Assisted by Allison, McCleary continues to track down clues and leads. Eventually he locates another photo from Chapman/Grant's wedding, although the groom is shot in profile and it is not obvious that it is Chapman. McCleary and Allison travel to Connecticut to find the judge who married Charlotte and the man in the photograph. After a week of searching, they identify the judge who conducted the marriage. They bring Judge Elroy Hacker back to the newspaper building, where he identifies Chapman as the groom and thus the Lonely Hearts Killer. McCleary is incredulous, but Allison puts the pieces together and the desperate Chapman pulls a gun on them. The police arrive, and Chapman cannot bring himself to shoot McCleary. Instead, he gives McCleary his blessing to publish all details of his crimes and then commits suicide by cop.

==Cast==
- Broderick Crawford as Mark Chapman/George Grant
- Donna Reed as Julie Allison
- John Derek as Steve McCleary
- Rosemary DeCamp as Charlotte Grant
- Henry O'Neill as Charlie Barnes
- Harry Morgan as Biddle (billed as Henry Morgan)
- James Millican as Lt. Davis
- Griff Barnett as Judge Elroy Hacker
- Jonathan Hale as Frank Madison
- Jay Adler as Bailey

==Production==
Film rights to Sam Fuller's novel The Dark Page were sold for $15,000 to Howard Hawks during World War II. After the war, Fuller did a treatment and Sidney Buchman wrote a script, which Hawks then sold to Edward Small for $100,000. John Payne was originally offered the lead, then Dennis O'Keefe and Orson Welles were announced as stars, but none would eventually end up in the film.

==Reception==
The New York Times film critic Bosley Crowther was lukewarm about the film, writing, "The ruthlessness of tabloid journalism, as seen through the coolly searching eyes of Hollywood scriptwriters (who naturally shudder with shock at such a thing), is given another demonstration in Columbia's Scandal Sheet, a run-of-the-press melodrama which came to the Paramount yesterday. But apart from a bit of tough discussion of the public's avid taste for thrills and chills and a few dubious hints at tabloid techniques, there is nothing very shocking in this film ... The moral of all this dismal nonsense, we would gather, is meant to be that corruption breeds corruption. The moral is okay. Enough said."

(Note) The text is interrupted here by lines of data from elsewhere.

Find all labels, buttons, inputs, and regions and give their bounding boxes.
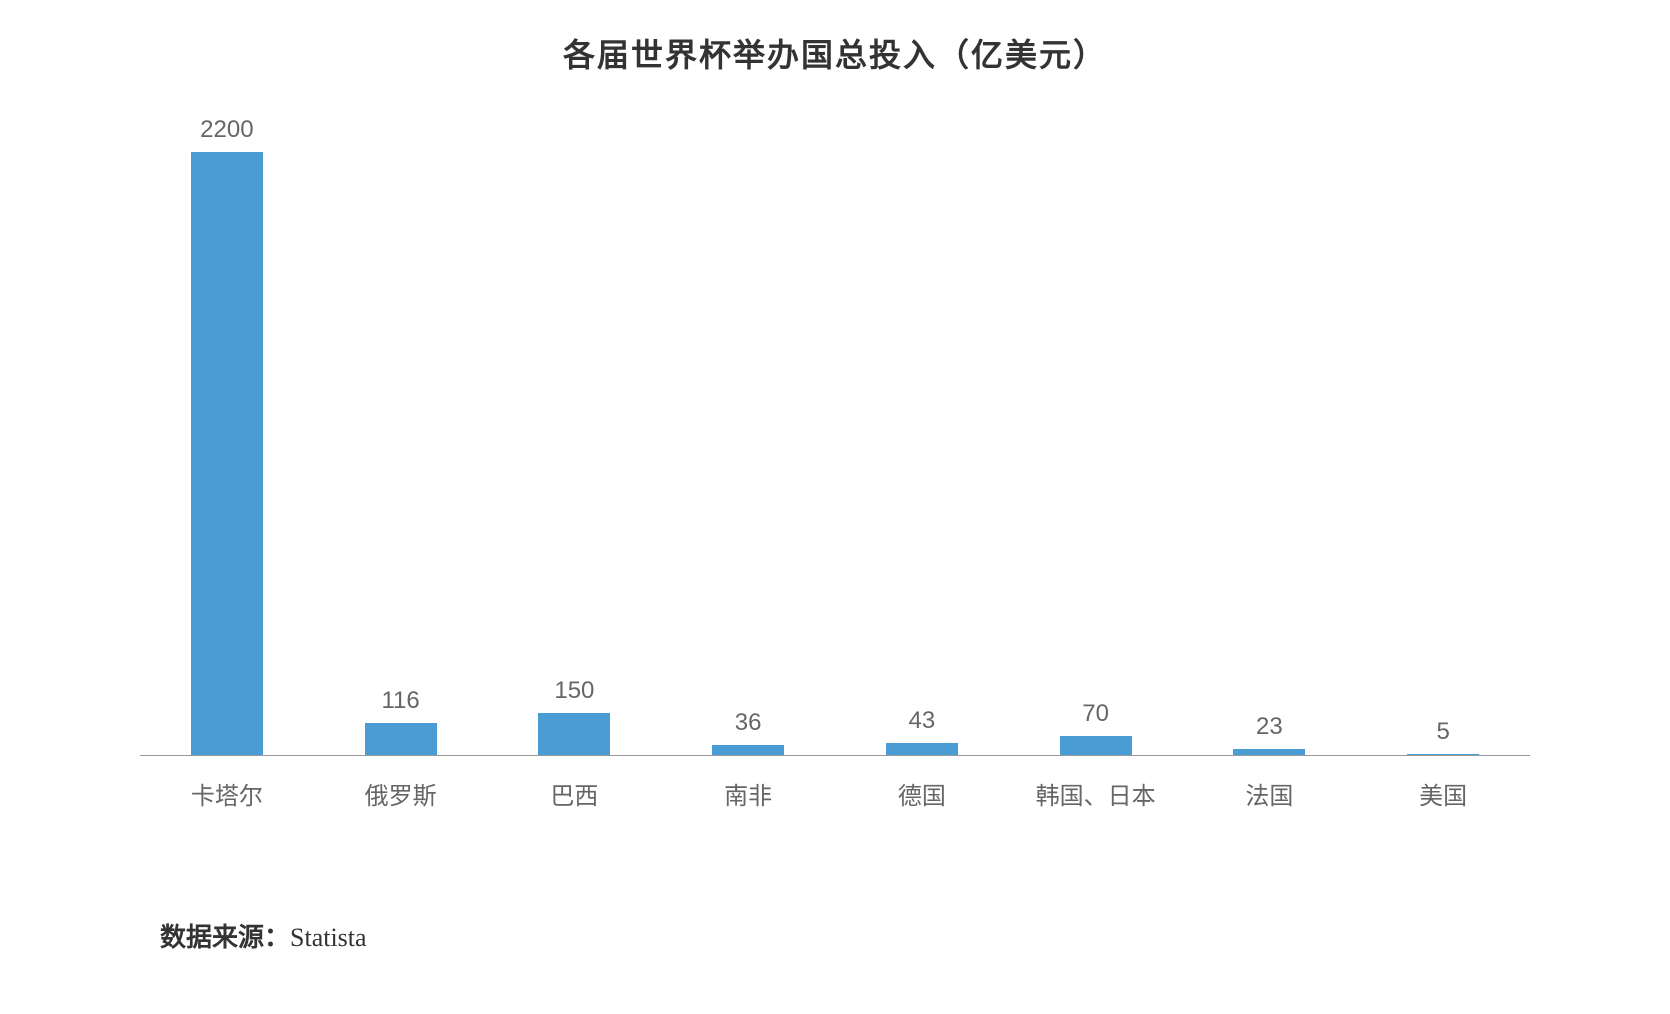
bar-value-label: 5 — [1436, 718, 1449, 746]
category-label: 美国 — [1356, 776, 1530, 811]
bar-group: 70 — [1009, 116, 1183, 755]
bars-wrapper: 2200 116 150 36 43 — [140, 116, 1530, 755]
bar-group: 36 — [661, 116, 835, 755]
category-label: 南非 — [661, 776, 835, 811]
bar — [538, 713, 610, 755]
bar-group: 2200 — [140, 116, 314, 755]
category-label: 巴西 — [488, 776, 662, 811]
bar — [1407, 754, 1479, 755]
bar-value-label: 70 — [1082, 700, 1109, 728]
data-source-note: 数据来源：Statista — [160, 917, 1580, 954]
bar-value-label: 116 — [381, 687, 419, 715]
x-axis-labels: 卡塔尔 俄罗斯 巴西 南非 德国 韩国、日本 法国 美国 — [140, 776, 1530, 811]
bar-value-label: 43 — [909, 707, 936, 735]
chart-container: 各届世界杯举办国总投入（亿美元） 2200 116 150 36 — [0, 0, 1670, 1014]
bar-value-label: 2200 — [200, 116, 253, 144]
bar-value-label: 36 — [735, 709, 762, 737]
bar-group: 23 — [1183, 116, 1357, 755]
category-label: 韩国、日本 — [1009, 776, 1183, 811]
category-label: 俄罗斯 — [314, 776, 488, 811]
bar — [712, 745, 784, 755]
bar — [1233, 749, 1305, 755]
bar — [1060, 736, 1132, 755]
source-value: Statista — [290, 923, 367, 952]
bar-value-label: 150 — [554, 677, 594, 705]
source-label: 数据来源： — [160, 922, 290, 952]
bar-value-label: 23 — [1256, 713, 1283, 741]
bar-group: 116 — [314, 116, 488, 755]
category-label: 法国 — [1183, 776, 1357, 811]
bar — [191, 152, 263, 755]
bar-group: 150 — [488, 116, 662, 755]
bar — [886, 743, 958, 755]
bar-group: 43 — [835, 116, 1009, 755]
plot-area: 2200 116 150 36 43 — [140, 116, 1530, 756]
chart-area: 2200 116 150 36 43 — [90, 116, 1580, 862]
category-label: 德国 — [835, 776, 1009, 811]
bar-group: 5 — [1356, 116, 1530, 755]
category-label: 卡塔尔 — [140, 776, 314, 811]
bar — [365, 723, 437, 755]
chart-title: 各届世界杯举办国总投入（亿美元） — [90, 30, 1580, 76]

In 2005 critic Dennis Schwartz called the drama a "hard-hitting film noir thriller" and liked the camera work. He wrote, "Burnett Guffey's splashy black-and-white photography is filled with New York City atmosphere and the whirlwind energy buzzing around a press room."

Filmink called it "a tight little noir; Fuller would have made a better version, but this one still holds the attention."

==Preservation==
The Academy Film Archive preserved Scandal Sheet in 1997.